Retirement is an exciting yet daunting time. After decades of living off of a paycheck and having built-in structure to your weekday, it can be a major adjustment.
Since we all want to be prepared to make this transition as enjoyable as possible, here are 3 things that will make retirement a whole lot easier.
1. Paying Off Your Mortgage
Not having a mortgage in retirement serves an emotional purpose as well as a financial one. Frankly, it just feels good to be free of such a large debt that has hung over us for decades. This feeling alone can make retirement that much more enjoyable.

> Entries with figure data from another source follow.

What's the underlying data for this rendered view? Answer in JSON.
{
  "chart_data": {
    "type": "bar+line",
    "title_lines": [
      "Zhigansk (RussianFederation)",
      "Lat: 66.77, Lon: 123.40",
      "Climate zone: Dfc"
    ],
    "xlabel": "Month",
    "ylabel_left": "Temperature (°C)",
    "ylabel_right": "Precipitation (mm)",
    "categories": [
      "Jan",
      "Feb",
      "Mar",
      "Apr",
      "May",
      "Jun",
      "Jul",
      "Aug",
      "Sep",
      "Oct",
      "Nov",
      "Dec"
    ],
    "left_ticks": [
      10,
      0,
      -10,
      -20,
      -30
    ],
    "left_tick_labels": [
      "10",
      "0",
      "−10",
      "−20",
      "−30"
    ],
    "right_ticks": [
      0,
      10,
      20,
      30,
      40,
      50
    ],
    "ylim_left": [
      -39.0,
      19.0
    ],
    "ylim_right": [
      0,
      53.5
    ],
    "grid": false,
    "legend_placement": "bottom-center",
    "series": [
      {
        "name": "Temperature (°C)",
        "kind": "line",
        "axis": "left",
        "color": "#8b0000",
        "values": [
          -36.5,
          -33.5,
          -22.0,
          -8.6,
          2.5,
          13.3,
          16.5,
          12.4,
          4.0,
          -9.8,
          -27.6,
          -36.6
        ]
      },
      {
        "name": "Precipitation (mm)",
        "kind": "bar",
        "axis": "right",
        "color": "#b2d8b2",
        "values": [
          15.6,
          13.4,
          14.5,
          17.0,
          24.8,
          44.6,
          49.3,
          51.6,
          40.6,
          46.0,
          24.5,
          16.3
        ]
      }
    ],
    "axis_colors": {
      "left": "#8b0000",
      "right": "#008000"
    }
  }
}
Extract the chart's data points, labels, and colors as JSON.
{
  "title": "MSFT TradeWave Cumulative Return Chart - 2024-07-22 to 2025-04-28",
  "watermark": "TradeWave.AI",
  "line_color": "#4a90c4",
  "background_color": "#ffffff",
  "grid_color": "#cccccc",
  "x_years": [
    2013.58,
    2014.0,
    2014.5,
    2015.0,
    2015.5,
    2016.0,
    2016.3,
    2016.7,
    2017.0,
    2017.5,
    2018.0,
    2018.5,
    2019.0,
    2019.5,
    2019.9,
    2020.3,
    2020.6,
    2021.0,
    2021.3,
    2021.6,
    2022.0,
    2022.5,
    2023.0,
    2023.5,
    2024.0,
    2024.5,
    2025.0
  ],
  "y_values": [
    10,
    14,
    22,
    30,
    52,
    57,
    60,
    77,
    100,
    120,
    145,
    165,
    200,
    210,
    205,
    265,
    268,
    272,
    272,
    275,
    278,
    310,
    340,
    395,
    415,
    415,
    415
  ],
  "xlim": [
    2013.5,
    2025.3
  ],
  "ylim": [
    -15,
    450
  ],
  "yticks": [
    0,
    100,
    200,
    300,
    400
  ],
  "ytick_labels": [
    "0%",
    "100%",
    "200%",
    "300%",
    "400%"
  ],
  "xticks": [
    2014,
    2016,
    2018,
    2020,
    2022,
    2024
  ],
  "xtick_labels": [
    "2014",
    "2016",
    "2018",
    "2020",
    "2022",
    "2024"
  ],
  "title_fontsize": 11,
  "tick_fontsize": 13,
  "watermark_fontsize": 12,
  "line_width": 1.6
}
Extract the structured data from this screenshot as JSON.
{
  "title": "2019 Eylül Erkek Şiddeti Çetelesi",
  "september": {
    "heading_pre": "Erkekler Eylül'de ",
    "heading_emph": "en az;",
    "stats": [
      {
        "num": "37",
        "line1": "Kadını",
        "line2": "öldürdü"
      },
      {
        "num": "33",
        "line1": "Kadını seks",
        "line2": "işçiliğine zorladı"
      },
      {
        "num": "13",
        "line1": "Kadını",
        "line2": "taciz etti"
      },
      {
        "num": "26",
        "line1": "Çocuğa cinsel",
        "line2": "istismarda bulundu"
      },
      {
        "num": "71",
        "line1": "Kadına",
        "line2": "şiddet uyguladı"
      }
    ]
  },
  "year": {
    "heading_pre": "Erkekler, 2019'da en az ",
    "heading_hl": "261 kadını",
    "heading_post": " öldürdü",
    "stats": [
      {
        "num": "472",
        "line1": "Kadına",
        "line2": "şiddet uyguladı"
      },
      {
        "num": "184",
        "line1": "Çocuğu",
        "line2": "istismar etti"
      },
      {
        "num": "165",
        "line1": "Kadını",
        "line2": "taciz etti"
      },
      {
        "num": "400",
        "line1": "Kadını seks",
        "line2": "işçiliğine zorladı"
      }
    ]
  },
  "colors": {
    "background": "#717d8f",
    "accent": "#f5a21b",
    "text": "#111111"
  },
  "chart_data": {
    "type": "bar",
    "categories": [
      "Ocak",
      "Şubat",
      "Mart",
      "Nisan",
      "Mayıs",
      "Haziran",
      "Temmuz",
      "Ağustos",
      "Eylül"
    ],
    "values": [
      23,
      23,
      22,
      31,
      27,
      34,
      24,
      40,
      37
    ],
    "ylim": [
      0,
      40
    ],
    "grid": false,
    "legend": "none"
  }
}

Having no mortgage in retirement takes a lot of pressure off of your finances as well. Let’s do a quick example to see how this works.
Let’s say you had an annual salary of 100k around retirement time and you had been contributing 20k into the TSP every year. Let’s also say that after taxes and payroll deductions, that left you with 65k to pay for your living.
$18k of that had to go towards your $1,500/month mortgage payment which then left you with $47k for everything else.
If you are able to pay off your mortgage by retirement time, you don’t need $65k of after-tax income to maintain your standard of living, but instead only $47k! This can make a huge difference in the type of retirement lifestyle you can comfortably afford.
However, I do want to mention that it is not always a deal breaker if you aren’t able to get rid of the mortgage before retirement. Many people are able to comfortably retire even with a mortgage. However, not having a mortgage typically makes it a lot easier.
2. Save A Lot
This one should sound obvious but I have to mention it. Having a solid nest egg is a great way to take some stress off in retirement.
Your fixed income (pension, Social Security, etc.) is incredibly powerful in providing you with lifelong income but it often lacks flexibility. As surprise expenses come up throughout retirement, it is important to have access to funds that you have much more control over.
3. Now What?
The happiest retirees have a pretty good idea of what they want to do in retirement. This could be hobbies, volunteering, starting a business, or anything else. The type of activity is less important as the fact that you have things that you are passionate about and enjoy doing.
The retirees that are more unhappy and tend to struggle are those that don’t have activities or interests that keep them engaged and fulfilled in retirement.